Clemens now concluded to cover his lecture circuit of two years before. He was assured that it would be throwing away a precious opportunity not to give his new lecture to his old friends. The result justified that opinion. At Virginia, at Carson, and elsewhere he was received like a returned conqueror. He might have been accorded a Roman triumph had there been time and paraphernalia. Even the robbers had reformed, and entire safety was guaranteed him on the Divide between Virginia and Gold Hill. At Carson he called on Mrs. Curry, as in the old days, and among other things told her how snow from the Lebanon Mountains is brought to Damascus on the backs of camels.
"Sam," she said, "that's just one of your yarns, and if you tell it in your lecture to-night I'll get right up and say so."
But he did tell it, for it was a fact; and though Mrs. Curry did not rise to deny it she shook her finger at him in a way he knew.
He returned to San Francisco and gave one more lecture, the last he would ever give in California. His preparatory advertising for that occasion was wholly unique, characteristic of him to the last degree. It assumed the form of a handbill of protest, supposed to have been issued by the foremost citizens of San Francisco, urging him to return to the States without inflicting himself further upon them. As signatures he made free with the names of prominent individuals, followed by those of organizations, institutions, "Various Benevolent Societies, Citizens on Foot and Horseback, and fifteen hundred in the Steerage."
Following this (on the same bill) was his reply, "To the fifteen hundred and others," in which he insisted on another hearing:
I will torment the people if I want to.... It only costs the people $1 apiece, and if they can't stand it what do they stay here for?... My last lecture was not as fine as I thought it was, but I have submitted this discourse to several able critics, and they have pronounced it good. Now, therefore, why should I withhold it?
He promised positively to sail on the 6th of July if they would let him talk just this once. Continuing, the handbill presented a second protest, signed by the various clubs and business firms; also others bearing variously the signatures of the newspapers, and the clergy, ending with the brief word:
You had better go. Yours, CHIEF OF POLICE.
All of which drollery concluded with his announcement of place and date of his lecture, with still further gaiety at the end. Nothing short of a seismic cataclysm--an earthquake, in fact--could deter a San Francisco audience after that. Mark Twain's farewell address, given at the Mercantile Library July 2 (1868), doubtless remains today the leading literary event in San Francisco's history.--[Copy of the lecture announcement, complete, will be found in Appendix H, at the end of last volume.]
He sailed July 6th by the Pacific mail steamer Montana to Acapulco, caught the Henry Chauncey at Aspinwall, reached New York on the 28th, and a day or two later had delivered his manuscript at Hartford.

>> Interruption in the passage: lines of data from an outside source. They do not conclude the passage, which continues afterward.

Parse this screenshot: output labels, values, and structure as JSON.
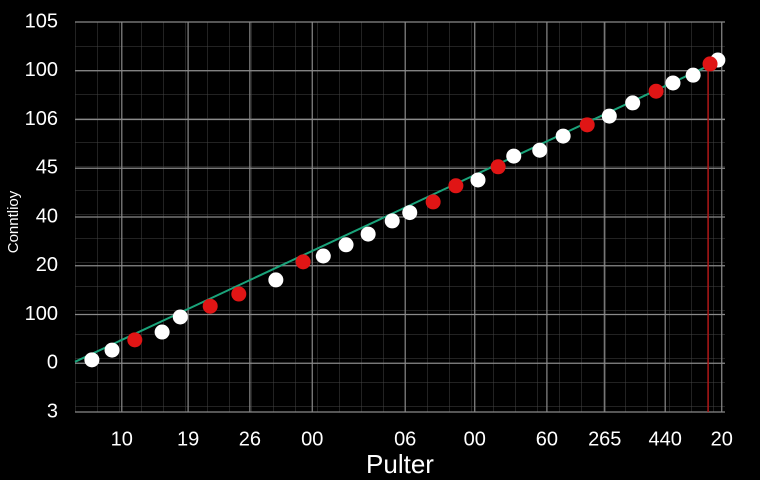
{
  "chart_data": {
    "type": "scatter",
    "x_label": "Pulter",
    "y_label": "Conntlioy",
    "xlim": [
      0,
      100
    ],
    "ylim": [
      0,
      8
    ],
    "xticks": [
      {
        "value": 7.2,
        "label": "10"
      },
      {
        "value": 17.4,
        "label": "19"
      },
      {
        "value": 26.9,
        "label": "26"
      },
      {
        "value": 36.5,
        "label": "00"
      },
      {
        "value": 50.8,
        "label": "06"
      },
      {
        "value": 61.5,
        "label": "00"
      },
      {
        "value": 72.6,
        "label": "60"
      },
      {
        "value": 81.5,
        "label": "265"
      },
      {
        "value": 90.8,
        "label": "440"
      },
      {
        "value": 99.5,
        "label": "20"
      }
    ],
    "yticks": [
      {
        "value": 8,
        "label": "105"
      },
      {
        "value": 7,
        "label": "100"
      },
      {
        "value": 6,
        "label": "106"
      },
      {
        "value": 5,
        "label": "45"
      },
      {
        "value": 4,
        "label": "40"
      },
      {
        "value": 3,
        "label": "20"
      },
      {
        "value": 2,
        "label": "100"
      },
      {
        "value": 1,
        "label": "0"
      },
      {
        "value": 0,
        "label": "3"
      }
    ],
    "grid": true,
    "vline": {
      "x": 97.4,
      "color": "#b01818"
    },
    "trend": {
      "color": "#1aa37a",
      "x": [
        0,
        100
      ],
      "values": [
        1.03,
        7.26
      ]
    },
    "series": [
      {
        "color": "#ffffff",
        "x": [
          2.6,
          5.7,
          13.4,
          16.2,
          30.9,
          38.2,
          41.7,
          45.1,
          48.8,
          51.5,
          62.0,
          67.5,
          71.5,
          75.1,
          82.2,
          85.8,
          92.0,
          95.1,
          98.9
        ],
        "values": [
          1.07,
          1.27,
          1.64,
          1.95,
          2.71,
          3.2,
          3.43,
          3.65,
          3.92,
          4.09,
          4.76,
          5.25,
          5.37,
          5.66,
          6.07,
          6.34,
          6.75,
          6.91,
          7.22
        ]
      },
      {
        "color": "#e01515",
        "x": [
          9.2,
          20.8,
          25.2,
          35.1,
          55.1,
          58.6,
          65.1,
          78.8,
          89.4,
          97.7
        ],
        "values": [
          1.48,
          2.17,
          2.42,
          3.08,
          4.31,
          4.64,
          5.03,
          5.89,
          6.58,
          7.14
        ]
      }
    ]
  }
}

But a further difficulty had arisen. Bliss was having troubles himself, this time, with his directors. Many reports of Mark Twain's new book had been traveling the rounds of the press, some of which declared it was to be irreverent, even blasphemous, in tone. The title selected, The New Pilgrim's Progress, was in itself a sacrilege. Hartford was a conservative place; the American Publishing Company directors were of orthodox persuasion. They urged Bliss to relieve the company of this impending disaster of heresy. When the author arrived one or more of them labored with him in person, without avail. As for Bliss, he was stanch; he believed in the book thoroughly, from every standpoint. He declared if the company refused to print it he would resign the management and publish the book himself. This was an alarming suggestion to the stockholders. Bliss had returned dividends--a boon altogether too rare in the company's former history.